Tuesday, January 11, 2011

Reposted -- "Big Tipper: 1910"

Very cool image from Shorpy today: http://www.shorpy.com/node/9682?size=_original

"Toledo, Ohio, circa 1910. "Brown hoist, Ohio Central coal dock." 8x10 inch dry plate glass negative, Detroit Publishing Company."

Thursday, January 6, 2011

Devastation from Above

Check it out: striking, gorgeous, horrifying aerial photographs from J. Henry Fair documenting contemporary industrial impact on the landscape. I could see these as a temporary exhibit in just about any good industrial history museum, looking at the ongoing environmental effects of industrialization in a unique way.

Worth looking through the whole set: Devastation from Above

UPDATE: The New York Times has more today. http://www.nytimes.com/2011/01/14/arts/design/14earth.html

Bauxite Waste, J. Henry Fair.

Tuesday, January 4, 2011

LABOR ARTS

How am I just learning about this website now? From the Rober Wagner Labor Archives at NYU (my own alma mater! Again, how did I not know about this...), and several other partners, LABOR ARTS is:

"a virtual museum; we gather, identify and display images of the cultural artifacts of working people and their organizations. Our mission is to present powerful images that help us understand the past and present lives of working people. AFL-CIO President John J. Sweeney has urged all international unions to cooperate in locating for display on Labor Arts 'the treasure trove of cultural objects that have moved workers into action from the very inception of our movement.'"

So far -- and have only scratched the surface of this resource -- loving the Scenes of American Labor exhibit:
Taos Diner, Jack R. Smith, 2005

Indians Fishing Cielilo Falls - Columbia River, Millard Sheets, 1950

It's a way cool site with an incredible variety of media. Check it out!
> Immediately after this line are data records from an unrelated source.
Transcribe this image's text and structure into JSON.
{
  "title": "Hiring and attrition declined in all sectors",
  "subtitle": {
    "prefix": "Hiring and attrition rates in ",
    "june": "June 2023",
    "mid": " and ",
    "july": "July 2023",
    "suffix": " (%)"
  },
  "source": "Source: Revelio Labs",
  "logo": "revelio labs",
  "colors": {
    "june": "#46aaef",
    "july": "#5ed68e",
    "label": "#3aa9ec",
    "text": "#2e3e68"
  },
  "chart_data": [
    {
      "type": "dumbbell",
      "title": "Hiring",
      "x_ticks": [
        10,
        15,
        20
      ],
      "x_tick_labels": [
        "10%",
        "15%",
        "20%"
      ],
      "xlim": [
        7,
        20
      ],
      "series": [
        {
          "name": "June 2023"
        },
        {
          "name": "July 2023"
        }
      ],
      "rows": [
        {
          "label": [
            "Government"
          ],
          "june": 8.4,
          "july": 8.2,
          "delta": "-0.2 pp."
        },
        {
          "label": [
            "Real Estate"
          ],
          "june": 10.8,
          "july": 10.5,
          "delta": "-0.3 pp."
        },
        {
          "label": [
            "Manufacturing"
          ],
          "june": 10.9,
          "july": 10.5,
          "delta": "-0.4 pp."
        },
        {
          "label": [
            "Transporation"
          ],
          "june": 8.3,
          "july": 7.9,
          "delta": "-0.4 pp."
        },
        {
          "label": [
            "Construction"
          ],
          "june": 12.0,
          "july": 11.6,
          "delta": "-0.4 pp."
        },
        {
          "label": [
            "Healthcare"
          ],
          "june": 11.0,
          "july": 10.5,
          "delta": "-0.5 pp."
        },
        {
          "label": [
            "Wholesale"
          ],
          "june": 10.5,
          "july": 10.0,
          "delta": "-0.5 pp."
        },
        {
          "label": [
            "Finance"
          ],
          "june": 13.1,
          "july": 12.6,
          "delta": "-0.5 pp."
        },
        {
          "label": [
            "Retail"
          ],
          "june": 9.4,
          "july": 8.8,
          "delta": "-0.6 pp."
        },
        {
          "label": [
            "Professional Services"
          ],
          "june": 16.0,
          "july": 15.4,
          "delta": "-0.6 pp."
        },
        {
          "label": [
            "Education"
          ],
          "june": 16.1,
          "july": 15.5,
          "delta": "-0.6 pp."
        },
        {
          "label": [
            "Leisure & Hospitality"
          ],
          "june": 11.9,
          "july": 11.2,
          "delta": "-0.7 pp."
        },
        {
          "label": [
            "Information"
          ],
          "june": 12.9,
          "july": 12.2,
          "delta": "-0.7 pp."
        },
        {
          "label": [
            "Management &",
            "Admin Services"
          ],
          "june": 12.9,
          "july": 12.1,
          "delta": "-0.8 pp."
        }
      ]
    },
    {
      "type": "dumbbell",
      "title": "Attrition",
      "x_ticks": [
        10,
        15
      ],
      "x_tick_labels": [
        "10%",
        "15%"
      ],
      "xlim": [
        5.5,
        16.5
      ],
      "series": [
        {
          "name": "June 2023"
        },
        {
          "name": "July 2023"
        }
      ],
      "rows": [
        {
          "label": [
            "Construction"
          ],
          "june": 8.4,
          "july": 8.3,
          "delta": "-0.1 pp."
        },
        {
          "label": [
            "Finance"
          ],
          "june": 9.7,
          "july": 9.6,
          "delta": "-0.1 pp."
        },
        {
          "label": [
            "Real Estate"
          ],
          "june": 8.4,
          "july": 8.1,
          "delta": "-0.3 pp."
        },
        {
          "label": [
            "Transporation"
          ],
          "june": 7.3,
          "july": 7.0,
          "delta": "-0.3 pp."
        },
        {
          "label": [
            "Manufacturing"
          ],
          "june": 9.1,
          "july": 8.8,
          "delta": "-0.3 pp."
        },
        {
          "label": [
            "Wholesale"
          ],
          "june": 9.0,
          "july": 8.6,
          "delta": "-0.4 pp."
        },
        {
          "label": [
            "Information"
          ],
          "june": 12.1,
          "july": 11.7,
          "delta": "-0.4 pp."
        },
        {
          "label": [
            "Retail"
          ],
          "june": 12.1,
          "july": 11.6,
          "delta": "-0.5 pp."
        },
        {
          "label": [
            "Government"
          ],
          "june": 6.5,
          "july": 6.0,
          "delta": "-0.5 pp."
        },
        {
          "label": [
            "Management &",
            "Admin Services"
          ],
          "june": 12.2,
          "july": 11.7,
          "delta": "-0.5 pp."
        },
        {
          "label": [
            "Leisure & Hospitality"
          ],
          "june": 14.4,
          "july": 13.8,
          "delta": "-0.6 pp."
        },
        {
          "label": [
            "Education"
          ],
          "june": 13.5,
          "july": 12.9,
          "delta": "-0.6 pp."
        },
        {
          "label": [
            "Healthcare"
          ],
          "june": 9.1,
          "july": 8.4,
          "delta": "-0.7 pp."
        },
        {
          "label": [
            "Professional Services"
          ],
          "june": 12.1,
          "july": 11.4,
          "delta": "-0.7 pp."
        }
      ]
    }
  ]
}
“If they want to strike, they should be fired.”

Call out the Pinkerton guards! The new governor John Kasich of Ohio on public employees, sounding like an incredulous early 20 century steel baron: "If they want to strike, they should be fired,” Mr. Kasich said in a speech. “They’ve got good jobs, they’ve got high pay, they get good benefits, a great retirement. What are they striking for?”

Saw this disheartening (to me) item in the New York Times this morning: Strained States Turning to Laws to Curb Labor Unions. Later found myself talking to a coworker about the difficulties of interpreting the history of organized labor. The incredible decline in union representation over the last half-century and an apparently increasing, politicized (although not historically unprecedented) suspicion of organized labor can make both radical and mainstream labor movements of the past 100 years seem too irrelevant, controversial, anomalous, or difficult to fully integrate into many museums' narratives of American industry.

As the modern structure of work and industry undergoes immense global shifts, maybe the history of organized labor's struggles, values, failures, and achievements is more important than ever. What does the past look like, and why is the present different? A couple organizations that are keeping real conversations alive about the past, present, and future of organized labor in the US:

Tamiment Labor Library at New York University
Labor Heritage Foundation
1912 Lawrence Textile Strike Centennial

Oh, and one more low point from the article -- the new governor of Wisconsin, Scott Walker: "We can no longer live in a society where the public employees are the haves and taxpayers who foot the bills are the have-nots."

That's a ridiculously misleading dichotomy. Divide and conquer. The idea that public employees are the "haves" of our corporate society is, in my estimation, ludicrous.